En 1986, Subaru, reconnu pour ses voitures archilogiques misant sur l’efficacité plutôt que sur le tape-à-l’œil, dévoile le coupé XT. Cette bizarrerie sur roues, aux lignes trop pointues et dotée d’un moteur sans tonus, est à Subaru ce que Greta serait au Hellcat… La XT dure jusqu’en 1990. Elle aura au moins le mérite d’avoir été la première à posséder le rouage intégral symétrique, cher à Subaru.
1988 marque l’arrivée d’une nouvelle Subaru, cette fois beaucoup plus fidèle à l’image de la marque, la diminutive Justy, dotée d’une boîte de vitesses révolutionnaire car à rapports continuellement variables (CVT). En fait, elle n’est pas si révolutionnaire que ça puisque la marque néerlandaise DAF l’avait utilisée pour sa 600 (1958). Et les motoneiges aussi utilisent ce principe. Mais en Amérique du Nord, c’est du jamais vu dans une voiture!
Subaru Tecnica International Inc
En 1988, Subaru se dote d’une division course baptisée STI (Subaru Tecnica International Inc). De cette division sortent des voitures de course prêtes pour le championnat WRC – World Rally Championship, une série assez spectaculaire, merci. Depuis son arrivée en 1988, Subaru a remporté trois championnats (1995-1996-1997).
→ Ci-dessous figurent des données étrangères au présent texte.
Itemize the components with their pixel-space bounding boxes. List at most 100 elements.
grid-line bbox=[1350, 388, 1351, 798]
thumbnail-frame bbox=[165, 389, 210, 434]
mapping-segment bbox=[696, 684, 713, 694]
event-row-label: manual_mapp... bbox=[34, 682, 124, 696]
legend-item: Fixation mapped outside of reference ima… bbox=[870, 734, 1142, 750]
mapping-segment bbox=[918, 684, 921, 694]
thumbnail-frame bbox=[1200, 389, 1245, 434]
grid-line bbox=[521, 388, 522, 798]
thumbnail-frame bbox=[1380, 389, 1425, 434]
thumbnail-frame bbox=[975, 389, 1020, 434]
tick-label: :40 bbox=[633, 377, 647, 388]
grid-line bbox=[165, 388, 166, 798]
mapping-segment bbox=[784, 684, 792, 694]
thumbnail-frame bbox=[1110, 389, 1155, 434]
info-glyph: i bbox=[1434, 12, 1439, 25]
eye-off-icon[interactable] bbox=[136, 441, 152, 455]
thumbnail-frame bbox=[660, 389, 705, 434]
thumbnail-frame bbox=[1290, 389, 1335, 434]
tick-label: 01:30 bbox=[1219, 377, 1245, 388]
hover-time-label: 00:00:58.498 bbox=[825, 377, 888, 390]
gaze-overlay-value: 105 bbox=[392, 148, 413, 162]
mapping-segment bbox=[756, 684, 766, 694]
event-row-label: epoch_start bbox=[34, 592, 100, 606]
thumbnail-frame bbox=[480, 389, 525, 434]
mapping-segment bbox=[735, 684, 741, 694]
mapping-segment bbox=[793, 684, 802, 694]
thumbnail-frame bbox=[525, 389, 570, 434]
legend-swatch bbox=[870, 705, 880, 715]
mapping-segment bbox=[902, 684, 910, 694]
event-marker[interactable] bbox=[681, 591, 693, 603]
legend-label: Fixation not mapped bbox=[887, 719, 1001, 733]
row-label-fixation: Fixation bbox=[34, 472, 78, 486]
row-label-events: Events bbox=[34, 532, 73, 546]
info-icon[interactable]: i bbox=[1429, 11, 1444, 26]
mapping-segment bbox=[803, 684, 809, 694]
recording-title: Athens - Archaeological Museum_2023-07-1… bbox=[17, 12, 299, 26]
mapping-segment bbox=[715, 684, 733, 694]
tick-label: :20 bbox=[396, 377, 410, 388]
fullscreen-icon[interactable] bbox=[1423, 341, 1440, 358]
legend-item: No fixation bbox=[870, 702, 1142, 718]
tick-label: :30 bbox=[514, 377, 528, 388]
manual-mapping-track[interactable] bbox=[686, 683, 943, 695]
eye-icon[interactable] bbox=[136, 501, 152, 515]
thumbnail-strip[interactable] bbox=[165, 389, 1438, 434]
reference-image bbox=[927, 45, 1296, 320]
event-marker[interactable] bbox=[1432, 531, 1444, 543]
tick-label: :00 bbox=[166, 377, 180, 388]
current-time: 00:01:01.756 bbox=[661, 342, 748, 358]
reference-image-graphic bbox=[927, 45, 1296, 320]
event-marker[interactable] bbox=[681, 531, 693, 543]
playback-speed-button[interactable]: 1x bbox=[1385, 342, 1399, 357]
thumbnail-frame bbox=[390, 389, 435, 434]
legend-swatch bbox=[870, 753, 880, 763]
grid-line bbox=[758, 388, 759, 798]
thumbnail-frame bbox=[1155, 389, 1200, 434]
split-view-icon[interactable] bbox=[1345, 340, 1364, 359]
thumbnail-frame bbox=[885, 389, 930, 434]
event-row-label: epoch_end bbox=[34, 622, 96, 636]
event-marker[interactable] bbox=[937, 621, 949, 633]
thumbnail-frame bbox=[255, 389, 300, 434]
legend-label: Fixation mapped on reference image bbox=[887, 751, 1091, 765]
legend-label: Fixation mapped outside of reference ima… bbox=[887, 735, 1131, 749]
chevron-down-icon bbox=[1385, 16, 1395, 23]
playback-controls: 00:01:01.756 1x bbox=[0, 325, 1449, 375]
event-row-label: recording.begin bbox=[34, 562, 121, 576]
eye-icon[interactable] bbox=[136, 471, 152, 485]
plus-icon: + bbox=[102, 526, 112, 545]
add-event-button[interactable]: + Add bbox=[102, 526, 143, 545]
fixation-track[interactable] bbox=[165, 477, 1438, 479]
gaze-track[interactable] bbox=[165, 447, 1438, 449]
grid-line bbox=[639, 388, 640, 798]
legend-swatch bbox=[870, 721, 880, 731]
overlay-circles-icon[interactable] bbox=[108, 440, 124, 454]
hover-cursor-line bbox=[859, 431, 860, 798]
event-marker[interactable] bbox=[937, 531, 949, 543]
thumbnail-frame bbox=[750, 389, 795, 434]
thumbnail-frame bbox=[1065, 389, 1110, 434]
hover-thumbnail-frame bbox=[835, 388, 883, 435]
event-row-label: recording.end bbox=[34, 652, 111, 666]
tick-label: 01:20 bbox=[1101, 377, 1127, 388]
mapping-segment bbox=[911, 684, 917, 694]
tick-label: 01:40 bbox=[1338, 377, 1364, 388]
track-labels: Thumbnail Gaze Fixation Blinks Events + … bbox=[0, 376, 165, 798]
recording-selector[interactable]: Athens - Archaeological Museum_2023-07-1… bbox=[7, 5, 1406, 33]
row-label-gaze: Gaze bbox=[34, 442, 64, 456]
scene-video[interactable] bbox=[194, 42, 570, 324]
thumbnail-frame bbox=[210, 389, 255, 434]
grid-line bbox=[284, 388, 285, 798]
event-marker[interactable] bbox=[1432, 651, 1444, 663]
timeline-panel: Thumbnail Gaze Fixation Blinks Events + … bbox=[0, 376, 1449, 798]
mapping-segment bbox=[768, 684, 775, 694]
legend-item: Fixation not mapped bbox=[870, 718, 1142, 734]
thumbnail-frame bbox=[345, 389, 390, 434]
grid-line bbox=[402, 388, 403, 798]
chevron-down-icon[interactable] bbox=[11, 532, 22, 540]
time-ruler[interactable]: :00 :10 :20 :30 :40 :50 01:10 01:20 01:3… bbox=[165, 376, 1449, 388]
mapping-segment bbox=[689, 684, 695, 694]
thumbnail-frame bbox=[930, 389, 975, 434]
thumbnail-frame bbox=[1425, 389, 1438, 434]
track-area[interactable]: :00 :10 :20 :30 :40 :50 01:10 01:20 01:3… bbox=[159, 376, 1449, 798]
Heureusement, le commun des mortels peut aussi piloter une voiture issue de la branche course, la fameuse Impreza WRX ou la fabuleuse Impreza WRX STI.
Les années 90 sont extrêmement prolifiques pour Subaru, partout sur la planète mais surtout en Amérique. Les Subaru Impreza, Forester, Outback, Legacy ont toutes commencé durant ces dix années magiques (1993, 1997, 1998, 1999 respectivement). Preuve qu’elles étaient bien nées, ces voitures sont encore parmi nous. On ne peut toutefois pas parler des années 90 sans aborder le cas de la SVX, un étonnant coupé sportif.
Sublime SVX
La SVX remplace la déroutante XT en 1991. Superbement dessinée, prônant l’originalité avec ses vitres latérales… dans les vitres latérales, la SVX, baptisée Alcyone sur certains marchés, n’a malheureusement jamais connu le succès.
À cette époque, les gens ont beaucoup de difficulté à aligner près de 40 000 $ pour une Subaru, fusse-t-elle dotée d’un six cylindres à plat performant et du rouage intégral… La SVX tire sa révérence en 1997 mais tout n’est pas perdu puisque Subaru marque des points dans l’imaginaire collectif.
La petite marque japonaise, encore si anonyme il y a à peine quelques années, aspire à davantage de reconnaissance sur les routes, la division course s’occupant du reste… La SVX marque le début d’une nouvelle ère pour Subaru.
Subaru, la marginale
Cette nouvelle ère se traduit par des véhicules de mieux en mieux adaptés à la réalité nord-américaine. Avec leur rouage intégral symétrique qui a contribué à la renommée de Subaru, ils ont précédé, et de loin, la vague AWD.
Aujourd’hui, la marque aux six étoiles, propose plusieurs modèles qui couvrent plusieurs marchés, de la berline compacte au VUS à huit places. Malgré 43 577 unités vendues au Canada en 2018, Subaru demeure un petit joueur dans le marché de l’automobile canadien. Mondial, même.
Il faut dire que Subaru demeure l’une des dernières compagnies indépendantes au monde. Comme on l’a vu, Toyota possède moins de ses 20% des parts. Cependant, la relation entre les deux firmes japonaises semble s’intensifier.
Après la Toyota FR-S/86, c’est au tour de la Prius Prime de partager son châssis avec la Crosstrek Hybrid 2020, en y ajoutant deux roues motrices. À moyen ou long terme, Subaru devra se résigner à devenir une filiale ou, à tout le moins, un partenaire de Toyota. Dans un monde où le simple développement d’une nouvelle plate-forme se calcule en milliards de dollars, c’est sa survie qui en dépendra.